하지만 JPA save() 중복 호출 시 기존 엔티티를 업데이트하게 됩니다.

save() 시 db에 같은 id 가 있으면 그대로 엔티티를 들고오고, 없다면 insert 해주고 있었어요.

왜 그럴까요? JPA 의 save() 메소드 동작과정을 보면 알 수 있어요!

3. JPA 에서 save() 동작 순서

3.1 save() 동작 코드 확인

save() 는 merge() 와 persist() 둘 중 하나로 동작하게 됩니다.

JPA save() 내부 코드

        @Transactional
	@Override
	public <S extends T> S save(S entity) {

		Assert.notNull(entity, "Entity must not be null");

		if (entityInformation.isNew(entity)) {
			em.persist(entity);
			return entity;
		} else {
			return em.merge(entity);
		}
	}

위의 코드를 보면 아시겠지만, isNew() 의 반환조건에 따라서, persist() 와 merge() 로 분기가 나뉘는것을 볼 수 있습니다.
persist : 즉시 DB 에 insert 쿼리를 전송합니다.
merge : detached 되어있는 엔티티를 manage 테이블(1차 캐시)로 가져오는데, 만약 detached 에 없을 경우에는 DB에 select 쿼리가 추가적으로 나가게 됩니다.
그렇다면 isNew() 는 무엇일까요?

isNew() 는 해당 Entity가 새롭게 만들어진 Entity인지, 혹은 기존에 사용되던 Entity 인지를 구분합니다.

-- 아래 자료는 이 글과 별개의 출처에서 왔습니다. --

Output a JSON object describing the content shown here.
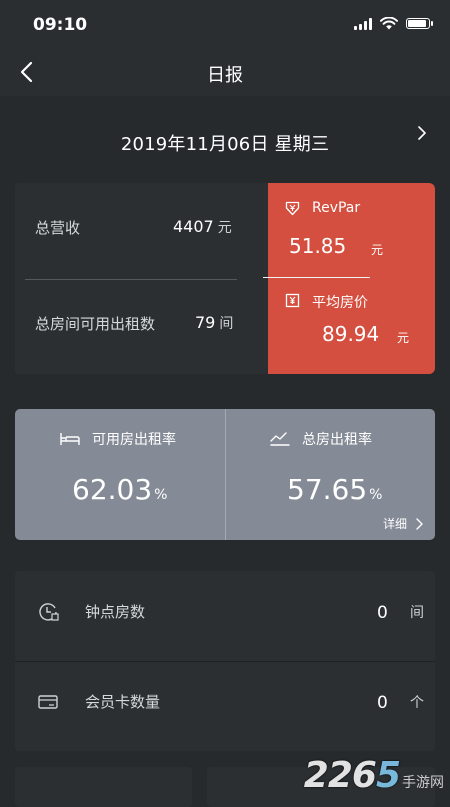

그렇다면 어떤식으로 Entity가 새로운 Entity인지 아닌지를 구분할까요? 코드로 확인해보겠습니다.

       public boolean isNew(T entity) {

		ID id = getId(entity);
		Class<ID> idType = getIdType();

		if (!idType.isPrimitive()) {
			return id == null;
		}

		if (id instanceof Number) {
			return ((Number) id).longValue() == 0L;
		}

		throw new IllegalArgumentException(String.format("Unsupported primitive id type %s", idType));
	}

Primitive vs Wrapper 참고
primitive 자료형이란? : int, float, long, double, boolean 과 같은 원시적 자료형
wrapper 자료형이란? : Integer, Float, Long, Double, Boolean, UUID, 사용자 정의 클래스

getId는 엔티티를 정의할 때 사용했던 @Id 필드를 가져옵니다.
현재 우리 프로젝트는 LicenseCategoryId 를 PK 로 사용하기 위해 @id 어노테이션을 붙였습니다. 그렇다면 idType은 LicenseCategoryId 가 되겠죠?
isPrimitive 는 int, float, long, double 와 같은 하나의 primitive 자료형인지 판단하는 내장함수입니다.
현재 우리는 LicenseCategoryId 를 PK 로 사용하고 있기때문에 primitive 자료형이 아닌 wrapper 자료형입니다. 그렇다면 id==null 인지 확인하게 되겠죠? 이 때, 이미 id 값을 정해서 삽입했기때문에 false 를 반환하게 됩니다.
자! 그럼 다시 올라가서 isNew가 false 라면 어떤 과정을 가지게 될까요?

JPA save() 내부 코드-다시

  public <S extends T> S save(S entity) {
      if (entityInformation.isNew(entity)) {
          ...
      } else {
          return em.merge(entity);
      }
  }

네. 바로 merge 를 수행하게 됩니다. 즉, detached 되어있는 엔티티를 가져오게 되겠죠!
즉, save 호출시 새로운 엔티티임에도 불구하고 UUID 자료형으로 PK 를 설정했기에 항상 persist 가 아닌 merge를 호출하게 됩니다
여기서 의문이 생기죠. detached 에는 어떤애들이 존재할까?라는 의문말입니다.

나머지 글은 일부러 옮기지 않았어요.